A few months ago, as many of us were transforming into human puddles, Carolyn Todd, a senior writer at SELF, asked staffers how we were marking time during the new coronavirus pandemic. I’d started using my iPhone calendar differently, even though social obligations were few and far between. It had become a de-facto diary. Every single day felt the same, but I could look back on each week and remember that I’d done person-like activities (l.e., yoga, happy hours, and therapy), albeit on Zoom and FaceTime. Well, friends, I’ve kicked my calendar-gazing up a notch. I secured a paper day planner, like a high school student, and I’m cataloging my daily activities by hand now.
Enter: the Day Designer, a charming paper planner meant to nudge folks toward productivity and balance. The name alone makes me feel like I have some control over my life. And within the first few pages, it’s clear that the idea is to start with big dreams and then design each day to meet your goals. There are prompts to get you thinking about the months ahead (something that might be hard to do right now), and there’s another page that allows you to turn your big picture into smaller goals, with target dates to keep you on track. Even though I purchased this planner specifically for the daily and monthly features, it’s nice to reflect on what I want life to look like over the next eleven months.
The brainstorming prompts are cool, and the monthly calendar is exactly what you’d expect from a paper planner, but the Day Designer really shines in its daily layout. It is—quite literally—a tool to design each day. If you’re someone who likes to create to-do lists and schedules, you can do both things on one sheet of paper. Each day features two areas where you can write your to-do lists. The idea isn’t that you double your daily tasks. Instead, there’s a large area for everything you have to do and a smaller area for top priorities. An hourly schedule runs along the side of each page so you can plot your tasks and appointments for each day. And there’s a notes section as well.
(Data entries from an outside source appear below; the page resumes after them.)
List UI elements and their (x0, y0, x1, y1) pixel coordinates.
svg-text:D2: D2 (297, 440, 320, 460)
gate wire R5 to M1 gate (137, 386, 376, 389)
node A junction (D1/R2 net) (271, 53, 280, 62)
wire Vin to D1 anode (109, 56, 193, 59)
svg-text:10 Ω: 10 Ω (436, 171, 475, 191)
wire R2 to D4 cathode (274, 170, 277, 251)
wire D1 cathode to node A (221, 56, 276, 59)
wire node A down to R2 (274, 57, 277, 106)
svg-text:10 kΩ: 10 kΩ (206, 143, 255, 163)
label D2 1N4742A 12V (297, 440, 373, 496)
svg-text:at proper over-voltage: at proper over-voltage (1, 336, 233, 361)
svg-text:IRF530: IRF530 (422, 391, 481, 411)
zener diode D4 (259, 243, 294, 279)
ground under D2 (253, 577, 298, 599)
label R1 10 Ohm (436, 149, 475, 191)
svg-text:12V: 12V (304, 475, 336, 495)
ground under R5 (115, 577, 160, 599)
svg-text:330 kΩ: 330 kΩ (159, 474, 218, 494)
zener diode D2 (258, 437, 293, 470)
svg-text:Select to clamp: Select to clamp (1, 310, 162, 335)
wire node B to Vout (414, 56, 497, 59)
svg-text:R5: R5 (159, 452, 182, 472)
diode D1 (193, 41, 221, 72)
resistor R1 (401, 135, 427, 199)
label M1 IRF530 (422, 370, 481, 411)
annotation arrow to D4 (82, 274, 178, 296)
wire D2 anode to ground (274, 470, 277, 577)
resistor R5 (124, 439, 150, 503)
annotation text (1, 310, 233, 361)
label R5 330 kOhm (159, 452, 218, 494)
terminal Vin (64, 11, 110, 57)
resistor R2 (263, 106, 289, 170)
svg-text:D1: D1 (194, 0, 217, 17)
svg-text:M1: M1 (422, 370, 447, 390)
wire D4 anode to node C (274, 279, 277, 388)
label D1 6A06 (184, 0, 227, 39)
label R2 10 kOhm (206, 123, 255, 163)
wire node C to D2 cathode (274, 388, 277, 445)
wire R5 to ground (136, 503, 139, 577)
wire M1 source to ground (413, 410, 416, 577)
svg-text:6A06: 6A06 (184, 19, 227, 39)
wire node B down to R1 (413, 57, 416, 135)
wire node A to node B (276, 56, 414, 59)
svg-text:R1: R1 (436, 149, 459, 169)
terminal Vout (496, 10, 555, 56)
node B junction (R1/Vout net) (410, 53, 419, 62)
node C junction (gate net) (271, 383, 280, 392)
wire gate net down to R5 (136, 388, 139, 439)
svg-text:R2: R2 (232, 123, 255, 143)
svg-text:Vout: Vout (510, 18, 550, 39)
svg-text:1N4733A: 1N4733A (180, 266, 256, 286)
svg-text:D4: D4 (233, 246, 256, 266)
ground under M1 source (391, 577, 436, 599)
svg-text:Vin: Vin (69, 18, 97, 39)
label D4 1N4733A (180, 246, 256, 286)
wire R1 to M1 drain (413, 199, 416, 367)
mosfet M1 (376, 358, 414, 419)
There are also sentimental touches to remind me that life isn’t just about work. Since I started using this planner, I’ve gotten up early for what I call “P Time” (it’s basically “me” time using my first initial). I write down the meals I’m going to make. I actually schedule in time for lunch. There’s a box for “later today,” which encourages me to think about how I spend my nights, and a gratitude section that I imagine can help you start or end each day with appreciation (I don’t use it, but I absolutely should). The layout is clean, and there is lots of white space for my sticky notes and doodles. There’s even an encouraging quote near the top of each page.
I grabbed a 2020-2021 academic planner that runs from this past July to June of next year, but there are full-year planners for 2021 and undated planners available as well. At 9 inches (width) x 9.75 inches (height), the planner is bulkier than anything I would’ve used in my pre-pandemic life—it would take up a lot of space in a tote bag. But nowadays, when most of my life happens within four walls, it’s a great way to add structure and intention to my day. It reminds me that my life is still full, even if it’s more local—my relationships, hobbies, interests, and obligations are multifaceted—and I can design my day accordingly.